Lassen wir vorausgehend Chessbase selber zu Worte kommen darüber, was unter dem neuen Feature „Taktische Analyse“ zu verstehen sei:
„Taktische Analyse ist die umfassendste automatische Partienanalyse, die es gibt. Sie arbeitet mit den folgenden schachlichen Mitteln:

♦ Eröffnungstheorie
♦ Starke Züge, Kombinationen, Opfer und Doppelangriffe
♦ Fehler, Patzer und kritische Momente, in denen sich die Bewertung ändert
♦ Schwache Züge, die in der Partie nicht gespielt wurden (Warum kann ich da nicht nehmen?) und oft taktisch widerlegt werden können
♦ Drohungen und Angriffsmotive
♦ Verteidigungsideen
♦ Initiative
♦ Angriff
♦ Manöver und Figurenstellung
♦ Kompensation
♦ Endspielklassifikation
♦ Unlogische Partieergebnisse
♦ Partien werden mit Varianten, Sprache, Schachsymbolen und Diagrammen kommentiert.“

Soweit die Chessbase-eigene Werbung – und wie sieht das in realiter aus? Ich habe mal die 8. Partie der aktuell laufenden Schach-Weltmeisterschaft 2016 zwischen Weltmeister M. Carlsen und Herausforderer S. Karjakin in New York genommen – siehe folgende PGN…

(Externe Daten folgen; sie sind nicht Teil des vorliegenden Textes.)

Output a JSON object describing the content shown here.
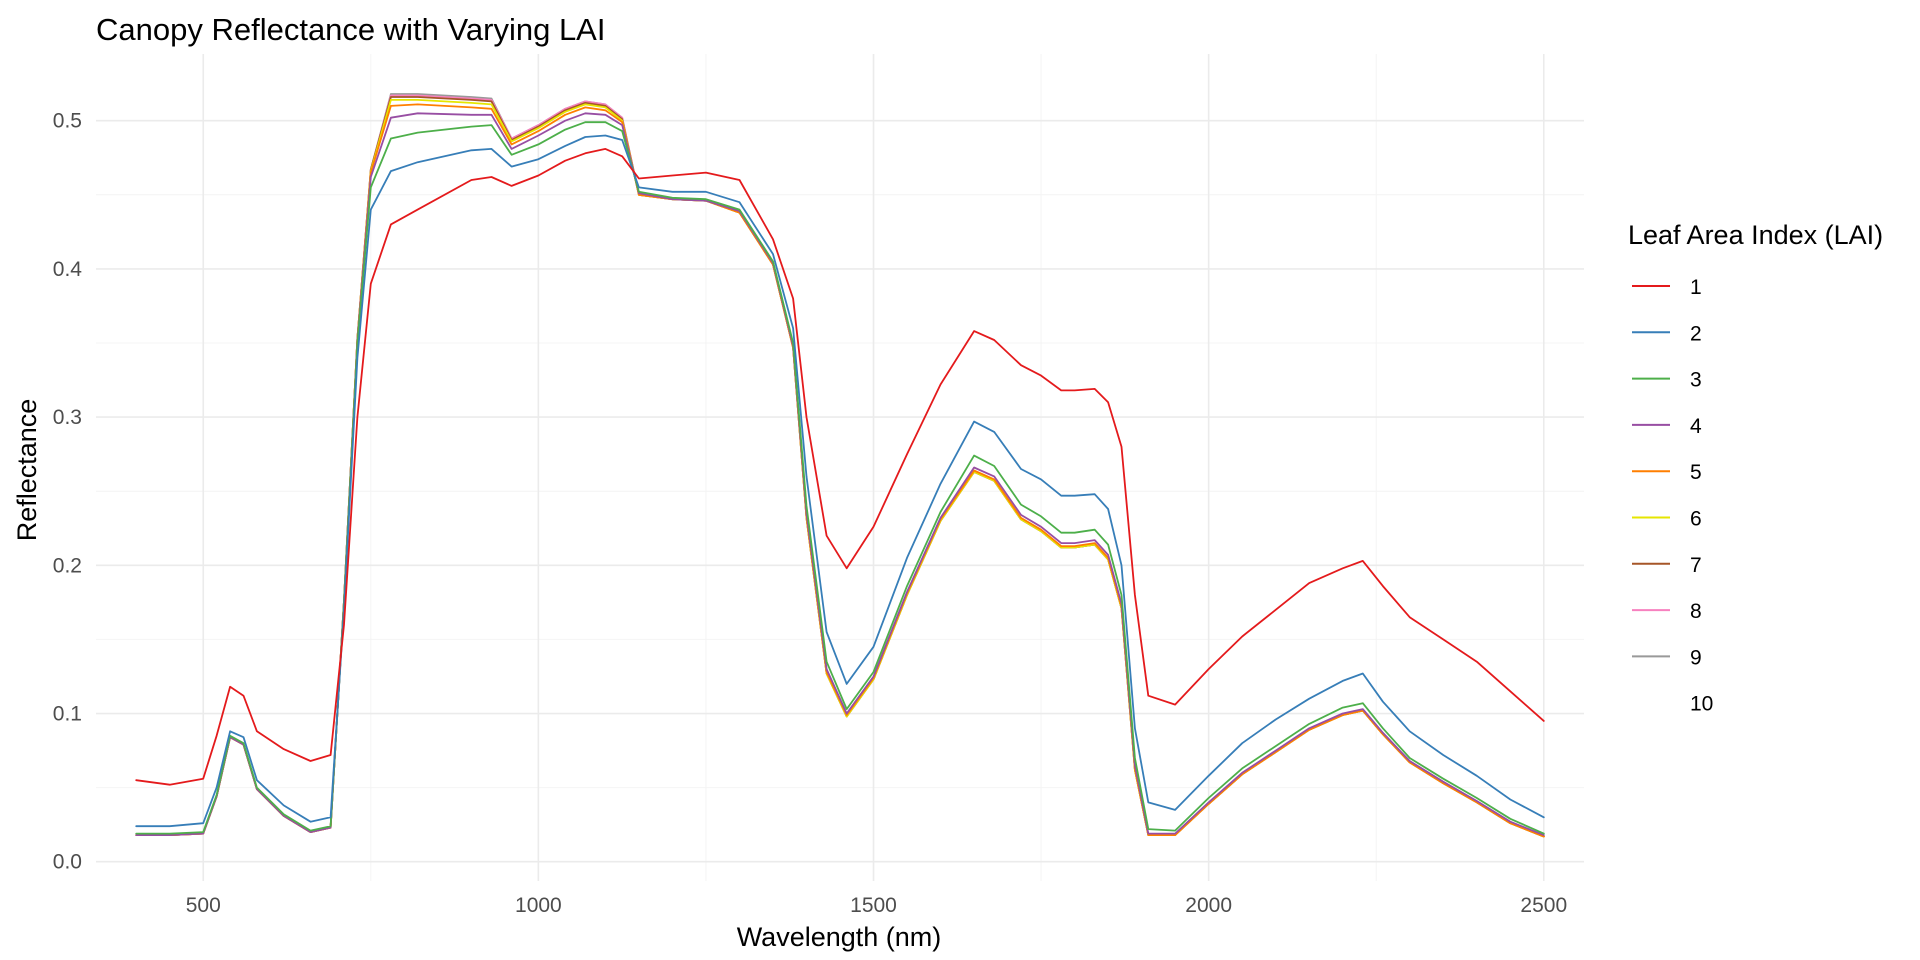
{
  "chart_data": {
    "type": "line",
    "title": "Canopy Reflectance with Varying LAI",
    "xlabel": "Wavelength (nm)",
    "ylabel": "Reflectance",
    "xlim": [
      340,
      2560
    ],
    "ylim": [
      -0.013,
      0.545
    ],
    "x_ticks": [
      500,
      1000,
      1500,
      2000,
      2500
    ],
    "x_tick_labels": [
      "500",
      "1000",
      "1500",
      "2000",
      "2500"
    ],
    "x_minor_ticks": [
      750,
      1250,
      1750,
      2250
    ],
    "y_ticks": [
      0.0,
      0.1,
      0.2,
      0.3,
      0.4,
      0.5
    ],
    "y_tick_labels": [
      "0.0",
      "0.1",
      "0.2",
      "0.3",
      "0.4",
      "0.5"
    ],
    "y_minor_ticks": [
      0.05,
      0.15,
      0.25,
      0.35,
      0.45
    ],
    "grid": true,
    "legend": {
      "title": "Leaf Area Index (LAI)",
      "position": "right"
    },
    "x": [
      400,
      450,
      500,
      520,
      540,
      560,
      580,
      620,
      660,
      690,
      710,
      730,
      750,
      780,
      820,
      900,
      930,
      960,
      1000,
      1040,
      1070,
      1100,
      1125,
      1150,
      1200,
      1250,
      1300,
      1350,
      1380,
      1400,
      1430,
      1460,
      1500,
      1550,
      1600,
      1650,
      1680,
      1720,
      1750,
      1780,
      1800,
      1830,
      1850,
      1870,
      1890,
      1910,
      1950,
      2000,
      2050,
      2100,
      2150,
      2200,
      2230,
      2260,
      2300,
      2350,
      2400,
      2450,
      2500
    ],
    "series": [
      {
        "name": "1",
        "color": "#e41a1c",
        "values": [
          0.055,
          0.052,
          0.056,
          0.085,
          0.118,
          0.112,
          0.088,
          0.076,
          0.068,
          0.072,
          0.16,
          0.3,
          0.39,
          0.43,
          0.44,
          0.46,
          0.462,
          0.456,
          0.463,
          0.473,
          0.478,
          0.481,
          0.476,
          0.461,
          0.463,
          0.465,
          0.46,
          0.42,
          0.38,
          0.3,
          0.22,
          0.198,
          0.226,
          0.275,
          0.322,
          0.358,
          0.352,
          0.335,
          0.328,
          0.318,
          0.318,
          0.319,
          0.31,
          0.28,
          0.18,
          0.112,
          0.106,
          0.13,
          0.152,
          0.17,
          0.188,
          0.198,
          0.203,
          0.186,
          0.165,
          0.15,
          0.135,
          0.115,
          0.095
        ]
      },
      {
        "name": "2",
        "color": "#377eb8",
        "values": [
          0.024,
          0.024,
          0.026,
          0.05,
          0.088,
          0.084,
          0.055,
          0.038,
          0.027,
          0.03,
          0.17,
          0.34,
          0.44,
          0.466,
          0.472,
          0.48,
          0.481,
          0.469,
          0.474,
          0.483,
          0.489,
          0.49,
          0.487,
          0.455,
          0.452,
          0.452,
          0.445,
          0.41,
          0.36,
          0.26,
          0.155,
          0.12,
          0.145,
          0.205,
          0.255,
          0.297,
          0.29,
          0.265,
          0.258,
          0.247,
          0.247,
          0.248,
          0.238,
          0.2,
          0.09,
          0.04,
          0.035,
          0.058,
          0.08,
          0.096,
          0.11,
          0.122,
          0.127,
          0.108,
          0.088,
          0.072,
          0.058,
          0.042,
          0.03
        ]
      },
      {
        "name": "3",
        "color": "#4daf4a",
        "values": [
          0.019,
          0.019,
          0.02,
          0.045,
          0.085,
          0.08,
          0.05,
          0.032,
          0.021,
          0.024,
          0.175,
          0.35,
          0.455,
          0.488,
          0.492,
          0.496,
          0.497,
          0.477,
          0.484,
          0.494,
          0.499,
          0.499,
          0.493,
          0.452,
          0.448,
          0.447,
          0.44,
          0.405,
          0.35,
          0.24,
          0.135,
          0.103,
          0.128,
          0.186,
          0.236,
          0.274,
          0.267,
          0.241,
          0.233,
          0.222,
          0.222,
          0.224,
          0.214,
          0.18,
          0.07,
          0.022,
          0.021,
          0.043,
          0.063,
          0.078,
          0.093,
          0.104,
          0.107,
          0.09,
          0.07,
          0.056,
          0.043,
          0.029,
          0.019
        ]
      },
      {
        "name": "4",
        "color": "#984ea3",
        "values": [
          0.018,
          0.018,
          0.019,
          0.044,
          0.084,
          0.079,
          0.049,
          0.031,
          0.02,
          0.023,
          0.176,
          0.352,
          0.462,
          0.502,
          0.505,
          0.504,
          0.504,
          0.481,
          0.49,
          0.5,
          0.505,
          0.504,
          0.497,
          0.451,
          0.447,
          0.446,
          0.439,
          0.404,
          0.348,
          0.235,
          0.13,
          0.1,
          0.125,
          0.182,
          0.232,
          0.266,
          0.26,
          0.234,
          0.226,
          0.215,
          0.215,
          0.217,
          0.207,
          0.174,
          0.065,
          0.019,
          0.019,
          0.04,
          0.06,
          0.075,
          0.09,
          0.1,
          0.103,
          0.087,
          0.068,
          0.054,
          0.041,
          0.027,
          0.018
        ]
      },
      {
        "name": "5",
        "color": "#ff7f00",
        "values": [
          0.018,
          0.018,
          0.019,
          0.044,
          0.084,
          0.079,
          0.049,
          0.031,
          0.02,
          0.023,
          0.176,
          0.353,
          0.465,
          0.51,
          0.511,
          0.509,
          0.508,
          0.484,
          0.493,
          0.504,
          0.509,
          0.507,
          0.499,
          0.45,
          0.447,
          0.446,
          0.438,
          0.403,
          0.347,
          0.233,
          0.128,
          0.099,
          0.124,
          0.181,
          0.231,
          0.264,
          0.258,
          0.232,
          0.224,
          0.213,
          0.213,
          0.215,
          0.205,
          0.172,
          0.063,
          0.018,
          0.018,
          0.039,
          0.059,
          0.074,
          0.089,
          0.099,
          0.102,
          0.086,
          0.067,
          0.053,
          0.04,
          0.026,
          0.017
        ]
      },
      {
        "name": "6",
        "color": "#e6e600",
        "values": [
          0.018,
          0.018,
          0.019,
          0.044,
          0.084,
          0.079,
          0.049,
          0.031,
          0.02,
          0.023,
          0.176,
          0.353,
          0.466,
          0.514,
          0.514,
          0.512,
          0.511,
          0.486,
          0.495,
          0.506,
          0.511,
          0.509,
          0.5,
          0.45,
          0.447,
          0.446,
          0.438,
          0.403,
          0.347,
          0.232,
          0.127,
          0.098,
          0.123,
          0.18,
          0.23,
          0.263,
          0.257,
          0.231,
          0.223,
          0.212,
          0.212,
          0.214,
          0.204,
          0.171,
          0.062,
          0.018,
          0.018,
          0.039,
          0.059,
          0.074,
          0.089,
          0.099,
          0.102,
          0.086,
          0.067,
          0.053,
          0.04,
          0.026,
          0.017
        ]
      },
      {
        "name": "7",
        "color": "#a65628",
        "values": [
          0.018,
          0.018,
          0.019,
          0.044,
          0.084,
          0.079,
          0.049,
          0.031,
          0.02,
          0.023,
          0.176,
          0.353,
          0.467,
          0.516,
          0.516,
          0.514,
          0.513,
          0.487,
          0.496,
          0.507,
          0.512,
          0.51,
          0.501,
          0.45,
          0.447,
          0.446,
          0.438,
          0.403,
          0.347,
          0.232,
          0.127,
          0.098,
          0.123,
          0.18,
          0.23,
          0.263,
          0.257,
          0.231,
          0.223,
          0.212,
          0.212,
          0.214,
          0.204,
          0.171,
          0.062,
          0.018,
          0.018,
          0.039,
          0.059,
          0.074,
          0.089,
          0.099,
          0.102,
          0.086,
          0.067,
          0.053,
          0.04,
          0.026,
          0.017
        ]
      },
      {
        "name": "8",
        "color": "#f781bf",
        "values": [
          0.018,
          0.018,
          0.019,
          0.044,
          0.084,
          0.079,
          0.049,
          0.031,
          0.02,
          0.023,
          0.176,
          0.353,
          0.467,
          0.517,
          0.517,
          0.515,
          0.514,
          0.488,
          0.497,
          0.508,
          0.513,
          0.511,
          0.502,
          0.45,
          0.447,
          0.446,
          0.438,
          0.403,
          0.347,
          0.232,
          0.127,
          0.098,
          0.123,
          0.18,
          0.23,
          0.263,
          0.257,
          0.231,
          0.223,
          0.212,
          0.212,
          0.214,
          0.204,
          0.171,
          0.062,
          0.018,
          0.018,
          0.039,
          0.059,
          0.074,
          0.089,
          0.099,
          0.102,
          0.086,
          0.067,
          0.053,
          0.04,
          0.026,
          0.017
        ]
      },
      {
        "name": "9",
        "color": "#999999",
        "values": [
          0.018,
          0.018,
          0.019,
          0.044,
          0.084,
          0.079,
          0.049,
          0.031,
          0.02,
          0.023,
          0.176,
          0.353,
          0.467,
          0.518,
          0.518,
          0.516,
          0.515,
          0.488,
          0.497,
          0.508,
          0.513,
          0.511,
          0.502,
          0.45,
          0.447,
          0.446,
          0.438,
          0.403,
          0.347,
          0.232,
          0.127,
          0.098,
          0.123,
          0.18,
          0.23,
          0.263,
          0.257,
          0.231,
          0.223,
          0.212,
          0.212,
          0.214,
          0.204,
          0.171,
          0.062,
          0.018,
          0.018,
          0.039,
          0.059,
          0.074,
          0.089,
          0.099,
          0.102,
          0.086,
          0.067,
          0.053,
          0.04,
          0.026,
          0.017
        ]
      },
      {
        "name": "10",
        "color": "#ffffff",
        "values": [
          0.018,
          0.018,
          0.019,
          0.044,
          0.084,
          0.079,
          0.049,
          0.031,
          0.02,
          0.023,
          0.176,
          0.353,
          0.467,
          0.519,
          0.519,
          0.517,
          0.516,
          0.489,
          0.498,
          0.509,
          0.514,
          0.512,
          0.503,
          0.45,
          0.447,
          0.446,
          0.438,
          0.403,
          0.347,
          0.232,
          0.127,
          0.098,
          0.123,
          0.18,
          0.23,
          0.263,
          0.257,
          0.231,
          0.223,
          0.212,
          0.212,
          0.214,
          0.204,
          0.171,
          0.062,
          0.018,
          0.018,
          0.039,
          0.059,
          0.074,
          0.089,
          0.099,
          0.102,
          0.086,
          0.067,
          0.053,
          0.04,
          0.026,
          0.017
        ]
      }
    ]
  }
}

… und sie dieser „Taktischen Analyse“ unterzogen mit folgenden Rahmenbedingungen: Intel i7-4790 CPU / 3.6 GHz / 5s pro Zug / Stockfish8 / 4 Cores / 2 GB Hash / Nalimov-EGT / LiveBook

Nach knapp 15 Minuten des Backward-Berechnens generierte das Programm folgenden Output (wobei das Layout des Prints noch der Überarbeitung bedürfte):

Stockfish-Analyse mit Chessbase 14 - Screenshot / PDF-Ausdruck
Stockfish-Analyse mit Chessbase 14 – Screenshot / PDF-Ausdruck
Stockfish-Analyse mit Chessbase 14 - Screenshot / PDF-Ausdruck (2)
Stockfish-Analyse mit Chessbase 14 – Screenshot / PDF-Ausdruck (2)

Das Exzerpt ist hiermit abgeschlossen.